~3.Bölüm~

8.9K 523 185
                                    

"Sen de kimsin? Sen nesin böyle? Ne oldu sana öyle?"

Çalılıkları iyice açıp elime aldım yaralanmış kuşu.

"Ama ben seni yerim. Kanadın mı yaralandı?"deyip korku içinde benden kaçmaya çalışan muhabbet kuşunu aldım elime. Sonra da tüylerini okşamaya başladım. Hâlâ çok korkuyordu ama bir süre sonra alıştı ve kendini bana bıraktı. Yaralı olduğu için gözleri kapanıp duruyordu. Bu kuşu acilen tedavi ettirmek gerekiyordu. Aksi takdirde kanadını kaybedebilirdi.

Anlaşılan önce ağaca çarpmış, çalıların içine düşünce de debenlenmiş ama kanadına daha çok zarar vermişti. Kuşu Elmas'ın bahsettiği yaşlı çifte götürebilirdim. Belki onlar bir şey yapabilirlerdi. İlk yardım eğitimim vardı ama hayvanlar konusunda pek bilgili değildim. Ona yanlışlıkla zarar vermekten korkuyordum. Bu yüzden kuşu alıp o eve gittim. Bahçeden içeri girdikten sonra kapı zilini çaldım.

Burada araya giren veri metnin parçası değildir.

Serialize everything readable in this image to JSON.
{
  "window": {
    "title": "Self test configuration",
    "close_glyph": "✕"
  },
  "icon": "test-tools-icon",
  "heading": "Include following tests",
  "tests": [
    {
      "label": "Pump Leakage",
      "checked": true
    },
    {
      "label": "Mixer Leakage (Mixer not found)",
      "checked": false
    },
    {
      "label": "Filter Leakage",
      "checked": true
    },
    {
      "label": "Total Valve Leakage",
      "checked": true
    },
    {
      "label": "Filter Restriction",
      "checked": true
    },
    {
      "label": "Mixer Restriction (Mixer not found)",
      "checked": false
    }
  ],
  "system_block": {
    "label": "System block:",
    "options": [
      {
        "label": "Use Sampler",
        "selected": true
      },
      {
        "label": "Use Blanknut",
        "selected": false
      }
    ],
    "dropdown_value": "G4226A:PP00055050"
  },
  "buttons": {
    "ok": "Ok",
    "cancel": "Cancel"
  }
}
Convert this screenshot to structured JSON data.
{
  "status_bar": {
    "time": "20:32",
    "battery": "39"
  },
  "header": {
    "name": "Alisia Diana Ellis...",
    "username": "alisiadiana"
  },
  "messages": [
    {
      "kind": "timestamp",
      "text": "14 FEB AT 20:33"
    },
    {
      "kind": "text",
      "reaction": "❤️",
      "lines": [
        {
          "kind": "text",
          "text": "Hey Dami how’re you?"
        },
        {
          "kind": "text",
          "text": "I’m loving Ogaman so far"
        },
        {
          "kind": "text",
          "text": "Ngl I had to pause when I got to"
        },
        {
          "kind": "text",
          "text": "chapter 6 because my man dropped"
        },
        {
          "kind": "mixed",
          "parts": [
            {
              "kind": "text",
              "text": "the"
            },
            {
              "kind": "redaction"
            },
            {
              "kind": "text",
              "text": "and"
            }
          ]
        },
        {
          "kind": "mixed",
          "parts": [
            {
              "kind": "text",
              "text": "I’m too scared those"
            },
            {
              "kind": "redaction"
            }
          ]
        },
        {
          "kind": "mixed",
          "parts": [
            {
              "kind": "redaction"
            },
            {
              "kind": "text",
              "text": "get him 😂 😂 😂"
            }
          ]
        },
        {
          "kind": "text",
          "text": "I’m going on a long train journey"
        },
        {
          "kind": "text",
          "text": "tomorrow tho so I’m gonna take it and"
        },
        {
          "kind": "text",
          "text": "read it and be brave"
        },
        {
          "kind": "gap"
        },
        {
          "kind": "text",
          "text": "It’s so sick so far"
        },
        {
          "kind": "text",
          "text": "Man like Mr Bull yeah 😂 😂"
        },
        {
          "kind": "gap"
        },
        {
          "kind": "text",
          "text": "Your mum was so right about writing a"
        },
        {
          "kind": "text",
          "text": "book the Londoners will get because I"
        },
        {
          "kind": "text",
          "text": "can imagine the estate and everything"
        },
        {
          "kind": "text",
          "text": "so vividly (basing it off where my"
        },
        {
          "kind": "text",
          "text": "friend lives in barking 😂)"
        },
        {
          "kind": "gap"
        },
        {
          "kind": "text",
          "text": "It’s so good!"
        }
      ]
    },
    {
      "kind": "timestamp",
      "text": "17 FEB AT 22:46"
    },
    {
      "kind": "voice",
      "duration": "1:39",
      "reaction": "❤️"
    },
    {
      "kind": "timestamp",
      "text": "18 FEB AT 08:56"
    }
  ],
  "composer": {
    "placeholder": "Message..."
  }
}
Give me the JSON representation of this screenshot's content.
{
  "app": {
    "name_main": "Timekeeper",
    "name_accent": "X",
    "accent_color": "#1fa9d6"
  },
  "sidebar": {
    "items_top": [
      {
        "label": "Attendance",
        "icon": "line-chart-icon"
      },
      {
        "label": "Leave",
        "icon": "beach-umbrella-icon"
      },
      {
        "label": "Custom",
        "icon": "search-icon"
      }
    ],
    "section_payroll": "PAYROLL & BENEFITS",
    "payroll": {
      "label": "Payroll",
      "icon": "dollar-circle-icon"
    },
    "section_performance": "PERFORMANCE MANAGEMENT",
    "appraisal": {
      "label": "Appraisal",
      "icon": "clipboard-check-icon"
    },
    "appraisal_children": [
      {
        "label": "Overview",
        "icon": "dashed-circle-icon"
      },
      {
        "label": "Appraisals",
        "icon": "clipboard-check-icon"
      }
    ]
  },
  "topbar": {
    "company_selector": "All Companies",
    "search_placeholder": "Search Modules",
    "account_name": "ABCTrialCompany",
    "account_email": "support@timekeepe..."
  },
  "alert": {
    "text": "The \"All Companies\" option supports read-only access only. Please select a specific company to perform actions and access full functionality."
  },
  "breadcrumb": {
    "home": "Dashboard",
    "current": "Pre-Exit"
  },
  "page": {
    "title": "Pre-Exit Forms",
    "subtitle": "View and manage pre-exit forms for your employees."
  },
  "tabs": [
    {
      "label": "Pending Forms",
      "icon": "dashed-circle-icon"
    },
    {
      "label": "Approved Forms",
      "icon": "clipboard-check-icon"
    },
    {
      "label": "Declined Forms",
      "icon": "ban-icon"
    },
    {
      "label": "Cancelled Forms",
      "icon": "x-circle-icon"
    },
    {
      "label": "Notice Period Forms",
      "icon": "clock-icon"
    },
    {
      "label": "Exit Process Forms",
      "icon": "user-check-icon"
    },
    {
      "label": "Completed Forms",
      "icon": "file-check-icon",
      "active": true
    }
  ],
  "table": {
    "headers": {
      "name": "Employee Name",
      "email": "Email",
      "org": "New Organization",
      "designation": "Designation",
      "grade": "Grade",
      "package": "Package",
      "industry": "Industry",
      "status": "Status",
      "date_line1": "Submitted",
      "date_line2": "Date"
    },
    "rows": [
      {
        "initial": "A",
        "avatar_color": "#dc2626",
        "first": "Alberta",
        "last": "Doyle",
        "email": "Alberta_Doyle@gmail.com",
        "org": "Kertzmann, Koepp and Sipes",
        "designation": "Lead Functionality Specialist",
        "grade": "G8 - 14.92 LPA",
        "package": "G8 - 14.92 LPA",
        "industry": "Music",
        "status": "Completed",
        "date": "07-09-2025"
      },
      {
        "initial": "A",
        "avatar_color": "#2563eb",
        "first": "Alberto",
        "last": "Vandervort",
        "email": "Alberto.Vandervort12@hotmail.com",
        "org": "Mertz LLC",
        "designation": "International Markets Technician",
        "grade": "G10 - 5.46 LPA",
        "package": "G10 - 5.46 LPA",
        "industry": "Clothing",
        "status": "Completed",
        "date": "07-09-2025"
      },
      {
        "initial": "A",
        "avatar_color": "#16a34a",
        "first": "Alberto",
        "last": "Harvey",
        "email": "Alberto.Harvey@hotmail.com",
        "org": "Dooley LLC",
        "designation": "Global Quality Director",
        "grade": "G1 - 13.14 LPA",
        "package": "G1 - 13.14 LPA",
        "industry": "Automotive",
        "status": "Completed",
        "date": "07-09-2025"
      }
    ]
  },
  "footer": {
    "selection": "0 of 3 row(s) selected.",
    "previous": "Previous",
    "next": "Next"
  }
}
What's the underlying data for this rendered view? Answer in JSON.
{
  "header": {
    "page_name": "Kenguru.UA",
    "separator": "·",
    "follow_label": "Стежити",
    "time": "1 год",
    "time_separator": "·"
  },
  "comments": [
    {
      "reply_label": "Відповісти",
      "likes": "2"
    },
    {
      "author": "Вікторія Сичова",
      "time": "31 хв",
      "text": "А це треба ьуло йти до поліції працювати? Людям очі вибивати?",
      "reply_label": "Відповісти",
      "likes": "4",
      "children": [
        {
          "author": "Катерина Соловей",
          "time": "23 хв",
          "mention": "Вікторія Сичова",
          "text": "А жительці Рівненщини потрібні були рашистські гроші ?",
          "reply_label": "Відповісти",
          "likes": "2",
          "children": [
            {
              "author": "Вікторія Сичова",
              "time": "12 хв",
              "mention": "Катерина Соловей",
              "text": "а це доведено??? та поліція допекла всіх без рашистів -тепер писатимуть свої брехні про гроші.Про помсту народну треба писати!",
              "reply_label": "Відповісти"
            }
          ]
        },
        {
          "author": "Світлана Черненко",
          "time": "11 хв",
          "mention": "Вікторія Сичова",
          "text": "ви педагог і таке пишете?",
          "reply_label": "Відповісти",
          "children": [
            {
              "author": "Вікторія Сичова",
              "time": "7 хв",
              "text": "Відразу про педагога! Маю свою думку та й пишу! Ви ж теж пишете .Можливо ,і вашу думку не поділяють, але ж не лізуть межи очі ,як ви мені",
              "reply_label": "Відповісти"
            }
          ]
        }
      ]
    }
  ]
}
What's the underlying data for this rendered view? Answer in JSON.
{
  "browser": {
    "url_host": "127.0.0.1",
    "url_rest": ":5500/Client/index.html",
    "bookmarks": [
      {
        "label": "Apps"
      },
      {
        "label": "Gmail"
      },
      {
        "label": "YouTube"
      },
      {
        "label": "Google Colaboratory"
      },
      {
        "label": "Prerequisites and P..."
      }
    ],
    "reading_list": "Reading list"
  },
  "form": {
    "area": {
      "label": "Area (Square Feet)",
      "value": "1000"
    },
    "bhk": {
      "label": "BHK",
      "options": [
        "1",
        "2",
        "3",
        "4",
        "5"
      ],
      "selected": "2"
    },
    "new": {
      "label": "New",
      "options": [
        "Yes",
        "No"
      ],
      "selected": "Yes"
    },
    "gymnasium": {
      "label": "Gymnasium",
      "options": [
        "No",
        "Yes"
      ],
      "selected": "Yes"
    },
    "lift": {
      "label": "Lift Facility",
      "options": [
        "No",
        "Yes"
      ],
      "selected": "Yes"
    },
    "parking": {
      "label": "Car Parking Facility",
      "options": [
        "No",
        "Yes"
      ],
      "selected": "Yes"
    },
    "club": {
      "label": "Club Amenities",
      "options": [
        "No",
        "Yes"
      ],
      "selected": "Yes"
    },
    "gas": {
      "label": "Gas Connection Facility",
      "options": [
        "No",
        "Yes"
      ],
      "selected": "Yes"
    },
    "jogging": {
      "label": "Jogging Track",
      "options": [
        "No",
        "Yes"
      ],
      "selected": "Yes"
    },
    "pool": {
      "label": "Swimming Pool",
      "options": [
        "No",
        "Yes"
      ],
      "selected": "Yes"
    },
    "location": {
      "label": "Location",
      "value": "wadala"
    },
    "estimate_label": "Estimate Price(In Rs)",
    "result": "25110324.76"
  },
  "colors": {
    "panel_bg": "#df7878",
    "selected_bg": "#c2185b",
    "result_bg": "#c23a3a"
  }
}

"Geldim geldim."diye içeriden yaşlı bir kadının sesi geldi. Kapıyı açtı ve önce bana baktı, sonra da yaralı kuşa.

"Selamün aleyküm efendim."

"Ve aleyküm selam kızım."

"Efendim bu yaralı kuşu evinizin hemen yanındaki çalılıkların arasında buldum. Kanadını yaralamış."

Kuşu eline alıp okşadı. Kuş sanki onu tanıyormuş gibi hiç korkmadı. Aksine gevşemiş görünüyordu.

"Kuş sizin mi teyzeciğim?"

"Yok kızım. Bizim oğlanın kuşu bu."

"Oğlunuzun demek. Kuşunu mu kaybetmişti?"

"Yok, yanlış anladın sen beni kızım. Neyse hakkını helal et, seni kapıda beklettim. Buyur, içeri gel de öyle konuşalım."deyip beni içeri buyur etti.

O önden kuşu alıp içeri girdi, ben de peşinden. Uzun bir koridorun içinde ilerledikten sonra en sonki kapıda durdu ve "Buyur kızım. Böyle geç."dedi. Gösterdiği yere girdiğimde buranın sade ama şık bir salon olduğunu gördüm. Ben gidip bir köşede otururken teyze, kuş ile birlikte başka bir odaya gitti.

"Bey! Bir bak hele. Bizim oğlanın kuşunu hanım bir kız buluvermiş. Kanadı yaralanmış. Tedavi edebilecen mi?"

Başka bir odanın kapısı açıldı ve yaşlı bir adamın sesi geldi.

"Geldim hanım geldim. Bir bakayım. Ver şöyle elime."

Teyze amcaya kuşu verdikten sonra elinde iki çay ile birlikte salona geldi. Bunu görünce mahcup bir şekilde ayağa kalktım.

"Efendim ne gerek vardı? Zahmet etmişsiniz."

"Otur kızım otur. Misafirimizsin sen. Edeben ev sahibi ikramda bulunacak tabi."dedi tebessüm ederek.

"Allah razı olsun efendim."

"Efendim ne bakayım?!"diye sahte bir kızgınlıkla ellerini beline koydu. "Patronun muyum ben senin? Benim adım Aytül. Teyze dersin, nine dersin ama efendim demeyesin emi kızım? Bizim tek Efendimiz Muhammed Mustafa (SAV)'dır."

"Olur Aytül teyzem. Haklısın."dedim gülümseyerek. Teyzeye hem hayran kalmış hem de çok sevmiştim. Bir süre sonra çaylarımızı içip sohbet etmeye başladık.

"Bu arada kızım, bizim oğlan derken öz oğlumuzdan bahsetmiyordum. Bizim çocuğumuz yok. Rabb'im nasip buyurmadı."

"Çok üzüldüm teyzeciğim. Allah yardımcınız olsun."

"Amin kızım amin. Sağ olasın. Kuşun sahibi olan bizim oğlan, yıllar önce vefat eden arkadaşlarımızın torunu. Sık sık bize gelir, gider. Gencecik oğlan bu yaşında neler yaşadı bir bilsen?"